Use a table to find the solution of the equation. If the solution lies between two consecutive integers, identify those integers.
11.3=4n-1
To find the solution of the equation 11.3=4n-1 using a table, we can create a table where we substitute different values of n and calculate the corresponding value of 4n-1.
Here's the table:
n | 4n-1
---------
0 | -1
1 | 3
2 | 7
3 | 11
4 | 15
5 | 19
We can see that when n is 2, the value of 4n-1 is 7, which is the closest integer value to 11.3 without exceeding it. Therefore, the solution to the equation 11.3=4n-1 lies between 2 and 3.

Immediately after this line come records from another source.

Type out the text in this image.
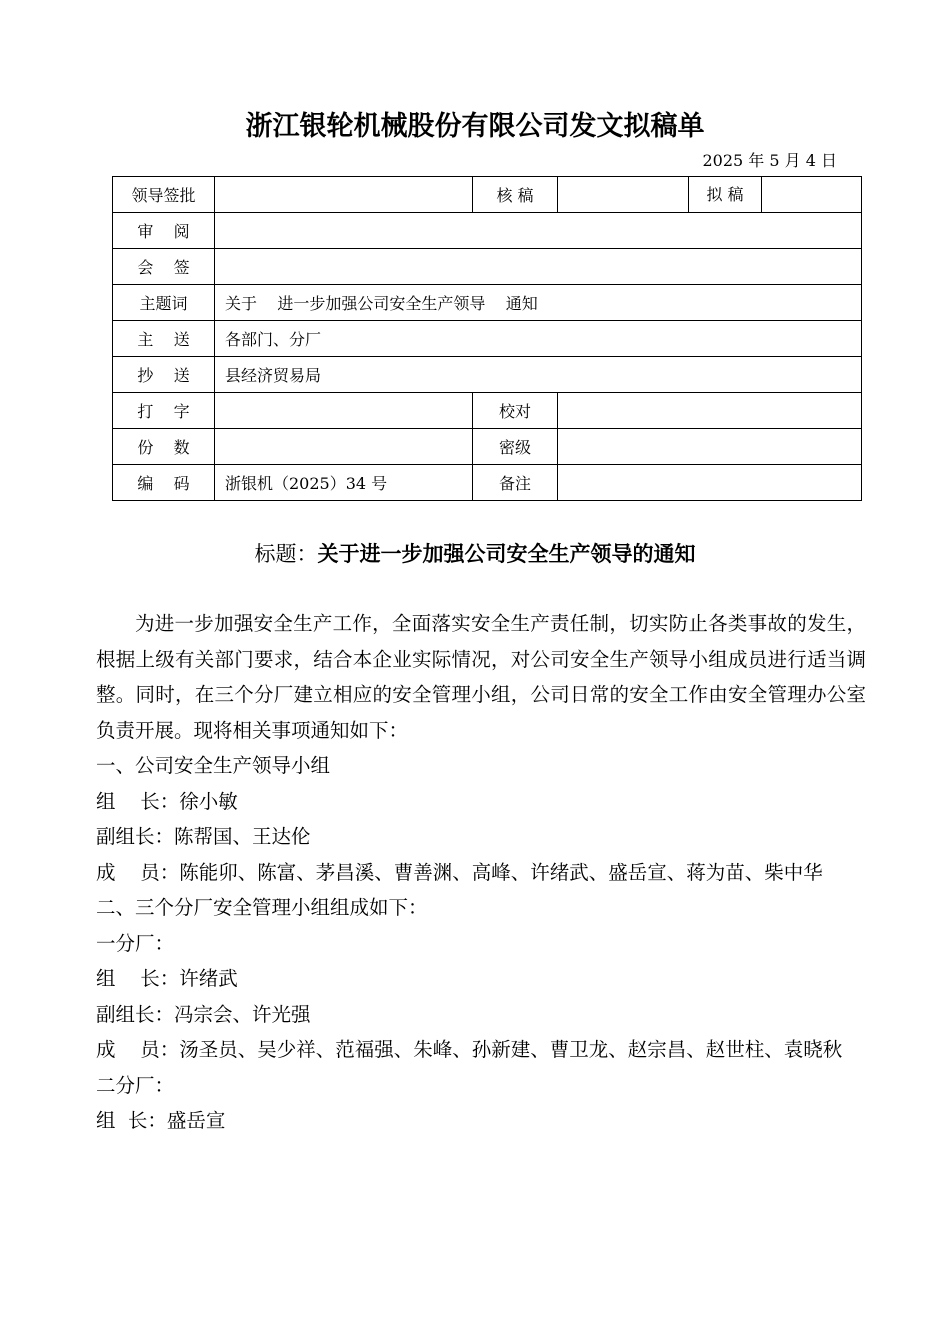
浙江银轮机械股份有限公司发文拟稿单
2025 年 5 月 4 日
领导签批		核 稿		拟 稿

审    阅				
会    签				
主题词	关于    进一步加强公司安全生产领导    通知			
主    送	各部门、分厂			
抄    送	县经济贸易局			
打    字		校对		
份    数		密级		
编    码	浙银机（2025）34 号	备注		
标题：关于进一步加强公司安全生产领导的通知

为进一步加强安全生产工作，全面落实安全生产责任制，切实防止各类事故的发生，根据上级有关部门要求，结合本企业实际情况，对公司安全生产领导小组成员进行适当调整。同时，在三个分厂建立相应的安全管理小组，公司日常的安全工作由安全管理办公室负责开展。现将相关事项通知如下：

一、公司安全生产领导小组

组    长： 徐小敏
副组长： 陈帮国、王达伦
成    员： 陈能卯、陈富、茅昌溪、曹善渊、高峰、许绪武、盛岳宣、蒋为苗、柴中华

二、三个分厂安全管理小组组成如下：

一分厂：

组    长： 许绪武
副组长： 冯宗会、许光强
成    员： 汤圣员、吴少祥、范福强、朱峰、孙新建、曹卫龙、赵宗昌、赵世柱、袁晓秋

二分厂：

组  长： 盛岳宣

To find the solution of the equation 11.3 = 4n - 1, we can create a table of values by substituting different values of n.
Let's start by assuming n as an integer value and substitute it into the equation:
For n = 0:
4n - 1 = 4(0) - 1 = 0 - 1 = -1
For n = 1:
4n - 1 = 4(1) - 1 = 4 - 1 = 3
For n = 2:
4n - 1 = 4(2) - 1 = 8 - 1 = 7
For n = 3:
4n - 1 = 4(3) - 1 = 12 - 1 = 11
For n = 4:
4n - 1 = 4(4) - 1 = 16 - 1 = 15
Based on these values, we can see that a solution does not lie exactly between two consecutive integers.
Therefore, the solution to the equation 11.3 = 4n - 1 is n = 2.825.